[Chinatown (Bangkok, 2009). Foto Rb]
AA.VV. Capire la Cina. “Testimonianze”,
458, 2007, pp. 45-130
È
questa una “sezione monotematica” della rivista "Testimonianze" e comprende vari interventi, tutti
interessanti, tra cui qui si raccolgono alcune idee seguendo percorsi personali
più che di priorità culturale.
Rampini,
nel suo intervento, così sintetizza il “passaggio epocale” del ventunesimo
secolo:
“Il
segno più evidente di quel passaggio è l’esplosione dell’individualismo, del
materialismo, del consumismo. Il progresso materiale è stato immenso,
sollevando centinaia di milioni di cinesi dalla miseria grazie allo sviluppo
dell’economia di mercato. Le contraddizioni sono per certi versi simili alle
nostre (per esempio su quali valori etici collettivi si può ricostruire una
coesione sociale dopo la fine del comunismo. Per altri versi invece sono
contraddizioni legate alla natura politica del regime cinese, che concede molte
libertà economiche, molte libertà nella sfera della vita personale, e
pochissima libertà d’espressione, nessuna libertà politica”.[1]
Giuntini
fa il punto su quello che, a parere di chi scrive queste note, è il chiasmo
dell’orientalismo del nostro secolo:
“Tutte
le volte che capita di leggere o di sentir parlare della Cina, si rischiano due
sentimenti contrapposti, ma altrettanto pericolosi. Per un verso è così facile
cadere nella rete del suo fascino, stordirsi di fronte al canto delle sirene
del possente moto di cambiamento; per l’altro non ci vuole nulla a farsi
travolgere dall’ansia di finire stretti in un angolo per l’incedere minaccioso
del gigante”.[2]
A volte
ci sembra che la valutazione obiettiva della Cina, anche da parte di chi la
studia da prospettive di competenza sociale, economica, politica, letteraria,
sia inficiata da un’osservazione già pregiudiziale in partenza, basata
sull’idea che l’assetto comunista sia di per sé sbagliato senza considerare che
invece aspetti di uguaglianza e di indipendenza dalle multinazionali straniere
sono stati realizzati, pur essendo il controllo da parte del partito
stringente.

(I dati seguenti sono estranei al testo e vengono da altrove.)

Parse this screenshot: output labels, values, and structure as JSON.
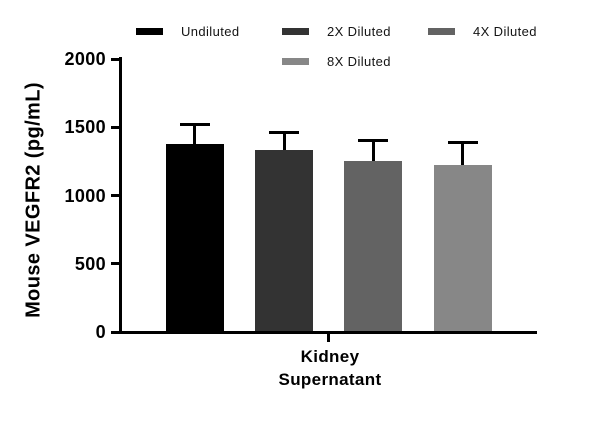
{
  "background": "#ffffff",
  "chart_data": {
    "type": "bar",
    "title": "",
    "ylabel": "Mouse VEGFR2 (pg/mL)",
    "xlabel": "Kidney Supernatant",
    "xlabel_line1": "Kidney",
    "xlabel_line2": "Supernatant",
    "categories": [
      "Kidney Supernatant"
    ],
    "series": [
      {
        "name": "Undiluted",
        "value": 1380,
        "error": 140,
        "color": "#000000"
      },
      {
        "name": "2X Diluted",
        "value": 1330,
        "error": 135,
        "color": "#333333"
      },
      {
        "name": "4X Diluted",
        "value": 1250,
        "error": 155,
        "color": "#636363"
      },
      {
        "name": "8X Diluted",
        "value": 1220,
        "error": 170,
        "color": "#878787"
      }
    ],
    "ylim": [
      0,
      2000
    ],
    "yticks": [
      0,
      500,
      1000,
      1500,
      2000
    ],
    "grid": false,
    "legend_position": "top",
    "error_bar_style": "cap-up",
    "error_color": "#000000",
    "axis_color": "#000000"
  }
}
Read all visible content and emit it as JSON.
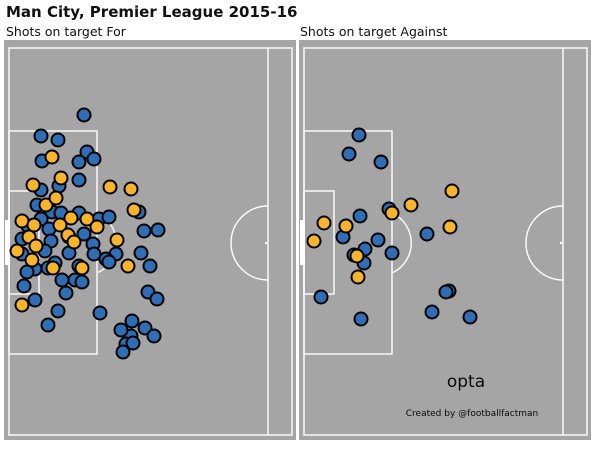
{
  "title": "Man City, Premier League 2015-16",
  "colors": {
    "pitch": "#a5a5a5",
    "lines": "#ffffff",
    "blue": "#2f6db5",
    "orange": "#f9b42c",
    "outline": "#000000"
  },
  "chart_data": [
    {
      "type": "scatter",
      "title": "Shots on target For",
      "series": [
        {
          "color": "#2f6db5",
          "points": [
            [
              84,
              115
            ],
            [
              41,
              136
            ],
            [
              58,
              140
            ],
            [
              87,
              152
            ],
            [
              42,
              161
            ],
            [
              79,
              162
            ],
            [
              94,
              159
            ],
            [
              79,
              180
            ],
            [
              59,
              186
            ],
            [
              41,
              190
            ],
            [
              37,
              205
            ],
            [
              52,
              212
            ],
            [
              41,
              219
            ],
            [
              61,
              213
            ],
            [
              79,
              213
            ],
            [
              99,
              219
            ],
            [
              109,
              217
            ],
            [
              28,
              226
            ],
            [
              49,
              229
            ],
            [
              84,
              234
            ],
            [
              22,
              239
            ],
            [
              51,
              241
            ],
            [
              69,
              237
            ],
            [
              93,
              244
            ],
            [
              139,
              212
            ],
            [
              144,
              231
            ],
            [
              158,
              230
            ],
            [
              116,
              254
            ],
            [
              22,
              254
            ],
            [
              45,
              251
            ],
            [
              69,
              253
            ],
            [
              94,
              254
            ],
            [
              106,
              259
            ],
            [
              141,
              253
            ],
            [
              35,
              269
            ],
            [
              48,
              268
            ],
            [
              55,
              263
            ],
            [
              79,
              266
            ],
            [
              109,
              262
            ],
            [
              27,
              272
            ],
            [
              75,
              280
            ],
            [
              62,
              280
            ],
            [
              150,
              266
            ],
            [
              35,
              300
            ],
            [
              24,
              286
            ],
            [
              66,
              293
            ],
            [
              58,
              311
            ],
            [
              100,
              313
            ],
            [
              148,
              292
            ],
            [
              157,
              299
            ],
            [
              48,
              325
            ],
            [
              132,
              321
            ],
            [
              145,
              328
            ],
            [
              131,
              336
            ],
            [
              121,
              330
            ],
            [
              126,
              344
            ],
            [
              154,
              336
            ],
            [
              133,
              343
            ],
            [
              123,
              352
            ],
            [
              82,
              282
            ]
          ]
        },
        {
          "color": "#f9b42c",
          "points": [
            [
              52,
              157
            ],
            [
              61,
              178
            ],
            [
              33,
              185
            ],
            [
              110,
              187
            ],
            [
              131,
              189
            ],
            [
              46,
              205
            ],
            [
              56,
              198
            ],
            [
              22,
              221
            ],
            [
              34,
              225
            ],
            [
              71,
              218
            ],
            [
              87,
              219
            ],
            [
              134,
              210
            ],
            [
              29,
              237
            ],
            [
              60,
              225
            ],
            [
              68,
              235
            ],
            [
              97,
              227
            ],
            [
              17,
              251
            ],
            [
              36,
              246
            ],
            [
              74,
              242
            ],
            [
              117,
              240
            ],
            [
              32,
              260
            ],
            [
              82,
              268
            ],
            [
              53,
              268
            ],
            [
              128,
              266
            ],
            [
              22,
              305
            ]
          ]
        }
      ]
    },
    {
      "type": "scatter",
      "title": "Shots on target Against",
      "series": [
        {
          "color": "#2f6db5",
          "points": [
            [
              359,
              135
            ],
            [
              349,
              154
            ],
            [
              381,
              162
            ],
            [
              360,
              216
            ],
            [
              389,
              209
            ],
            [
              343,
              237
            ],
            [
              378,
              240
            ],
            [
              427,
              234
            ],
            [
              365,
              249
            ],
            [
              354,
              255
            ],
            [
              392,
              253
            ],
            [
              364,
              263
            ],
            [
              449,
              291
            ],
            [
              321,
              297
            ],
            [
              446,
              292
            ],
            [
              432,
              312
            ],
            [
              470,
              317
            ],
            [
              361,
              319
            ]
          ]
        },
        {
          "color": "#f9b42c",
          "points": [
            [
              452,
              191
            ],
            [
              411,
              205
            ],
            [
              392,
              213
            ],
            [
              324,
              223
            ],
            [
              346,
              226
            ],
            [
              450,
              227
            ],
            [
              314,
              241
            ],
            [
              357,
              256
            ],
            [
              358,
              277
            ]
          ]
        }
      ]
    }
  ],
  "branding": {
    "logo": "opta",
    "credit": "Created by @footballfactman"
  }
}
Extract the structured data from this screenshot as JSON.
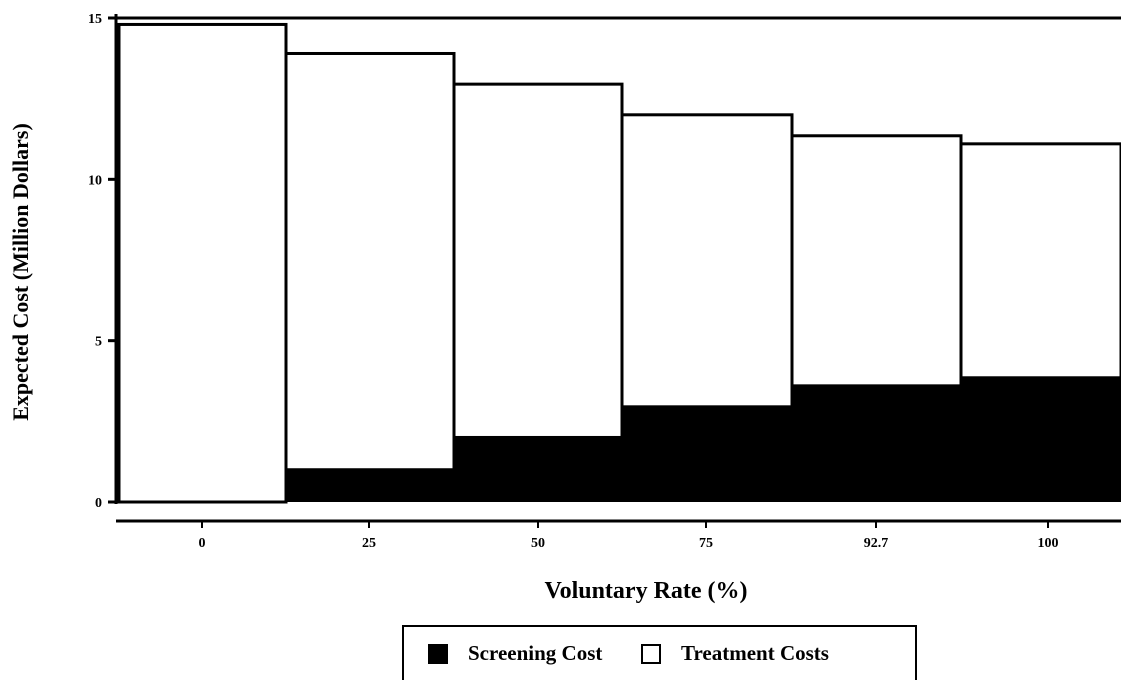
{
  "chart_data": {
    "type": "bar",
    "stacked": true,
    "categories": [
      "0",
      "25",
      "50",
      "75",
      "92.7",
      "100"
    ],
    "series": [
      {
        "name": "Screening Cost",
        "values": [
          0,
          1.0,
          2.0,
          2.95,
          3.6,
          3.85
        ]
      },
      {
        "name": "Treatment Costs",
        "values": [
          14.8,
          12.9,
          10.95,
          9.05,
          7.75,
          7.25
        ]
      }
    ],
    "totals": [
      14.8,
      13.9,
      12.95,
      12.0,
      11.35,
      11.1
    ],
    "xlabel": "Voluntary Rate (%)",
    "ylabel": "Expected Cost (Million Dollars)",
    "ylim": [
      0,
      15
    ],
    "yticks": [
      0,
      5,
      10,
      15
    ],
    "grid": false,
    "legend_position": "bottom"
  },
  "colors": {
    "screening": "#000000",
    "treatment": "#ffffff",
    "axis": "#000000"
  }
}
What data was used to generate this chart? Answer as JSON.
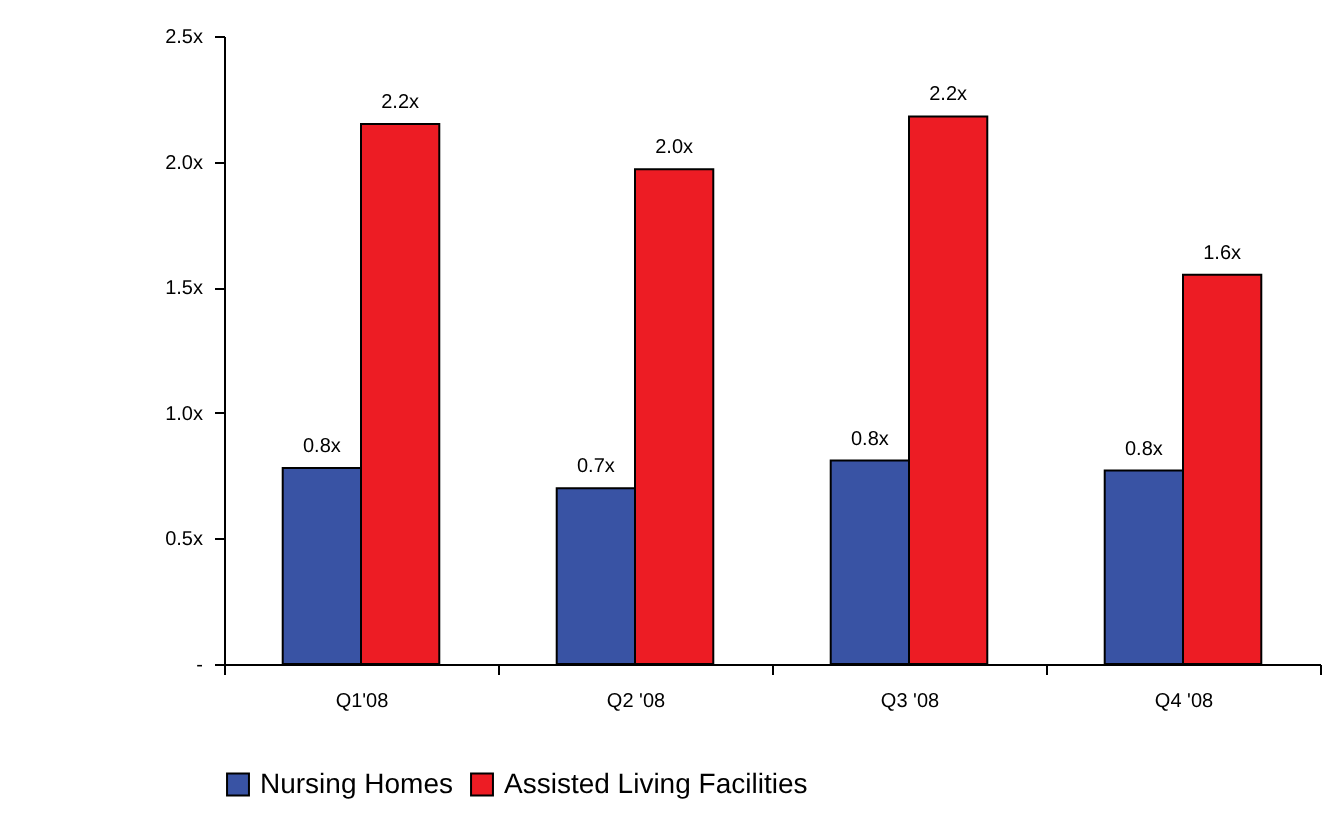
{
  "chart_data": {
    "type": "bar",
    "categories": [
      "Q1'08",
      "Q2 '08",
      "Q3 '08",
      "Q4 '08"
    ],
    "series": [
      {
        "name": "Nursing Homes",
        "color": "#3953a4",
        "values": [
          0.78,
          0.7,
          0.81,
          0.77
        ],
        "value_labels": [
          "0.8x",
          "0.7x",
          "0.8x",
          "0.8x"
        ]
      },
      {
        "name": "Assisted Living Facilities",
        "color": "#ed1c24",
        "values": [
          2.15,
          1.97,
          2.18,
          1.55
        ],
        "value_labels": [
          "2.2x",
          "2.0x",
          "2.2x",
          "1.6x"
        ]
      }
    ],
    "ylim": [
      0,
      2.5
    ],
    "yticks": [
      {
        "value": 0,
        "label": "-"
      },
      {
        "value": 0.5,
        "label": "0.5x"
      },
      {
        "value": 1,
        "label": "1.0x"
      },
      {
        "value": 1.5,
        "label": "1.5x"
      },
      {
        "value": 2,
        "label": "2.0x"
      },
      {
        "value": 2.5,
        "label": "2.5x"
      }
    ],
    "grid": false,
    "legend": "bottom"
  }
}
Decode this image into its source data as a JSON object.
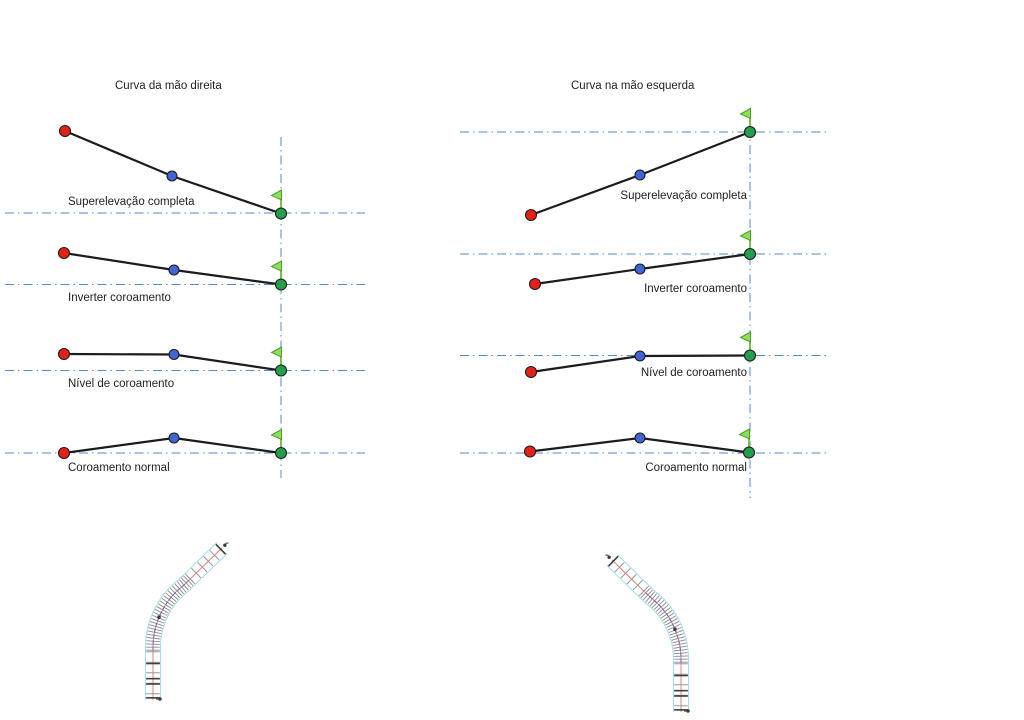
{
  "left": {
    "title": "Curva da mão direita",
    "stages": [
      "Superelevação completa",
      "Inverter coroamento",
      "Nível de coroamento",
      "Coroamento normal"
    ]
  },
  "right": {
    "title": "Curva na mão esquerda",
    "stages": [
      "Superelevação completa",
      "Inverter coroamento",
      "Nível de coroamento",
      "Coroamento normal"
    ]
  },
  "colors": {
    "datum_line": "#5b89c0",
    "section_line": "#1c1c1c",
    "point_red": "#e32119",
    "point_blue": "#3f66d4",
    "point_green": "#22a04c",
    "flag_green": "#8ede5a",
    "flag_stem_green": "#7cc24a",
    "road_edge_cyan": "#a5dced",
    "road_centerline_red": "#e08080",
    "road_tick_gray": "#8f8f8f",
    "road_spiral_blue": "#7470c8"
  },
  "icons": {
    "flag": "green-flag-marker-icon"
  }
}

Più che di “atipicità”, concetto invocato da Caselli,[3] sarebbe forse il caso di
notare come quella congerie di dinamiche che comprendono lo sviluppo
dell’individualismo e del liberismo in un regime politico diverso
dall’Occidente abbia costituito una tipicità, anche in funzione dell’estensione
del territorio e del numero di abitanti (il che ovviamente non significa che in
assoluto la non libertà di espressione sia augurabile e, con parametri di
relativizzazione, che le differenze di classe non siano stridenti).
Istruttivo
lo scritto di Marigo sulla presenza italiana negli anni Trenta sulla base di
archivi fotografici appartenuti a due marinai vissuti in Cina nel 1937 e 1938.[4] La comunità italiana di
Tanjin in quel periodo era composta da circa quattrocento persone, tra cui
parecchi commercianti.
Utile
la recensione di Cina, il drago rampante,
di Pisu,[5] sebbene purtroppo non evidenzi più di
tanto la complessità del libro e l’adesione non acritica dell’autrice al Paese
asiatico, facendo a ogni buon conto riferimento alla difficoltà della
modernizzazione rispetto all’esigenza di conciliarla colle identità tradizionali
arginando in parte almeno l’occidentalizzazione.
[Roberto
Bertoni]
[1] F. Rampini, p. 52 di “Fare i conti
con l’ombra di Mao”, intervista a cura di S. Saccardi, pp. 51-55.
[2] A. Giuntini, p. 56 di “Il gigante in
movimento: realtà e stereotipi”, pp. 56-60.
[3] G. Caselli, p. 61 di “Un jumbo tra le
oche”, pp. 61-66.
[4] M. Marigo, “Italiani di Cina”, pp. 116-20.
[5] Cfr. R. Pisu, Un drago rampante, Milano, Sperling & Kuofer, 2006. La
recensione di M. Malucchi s’intitola “Un drago rampante”, pp. 127-30.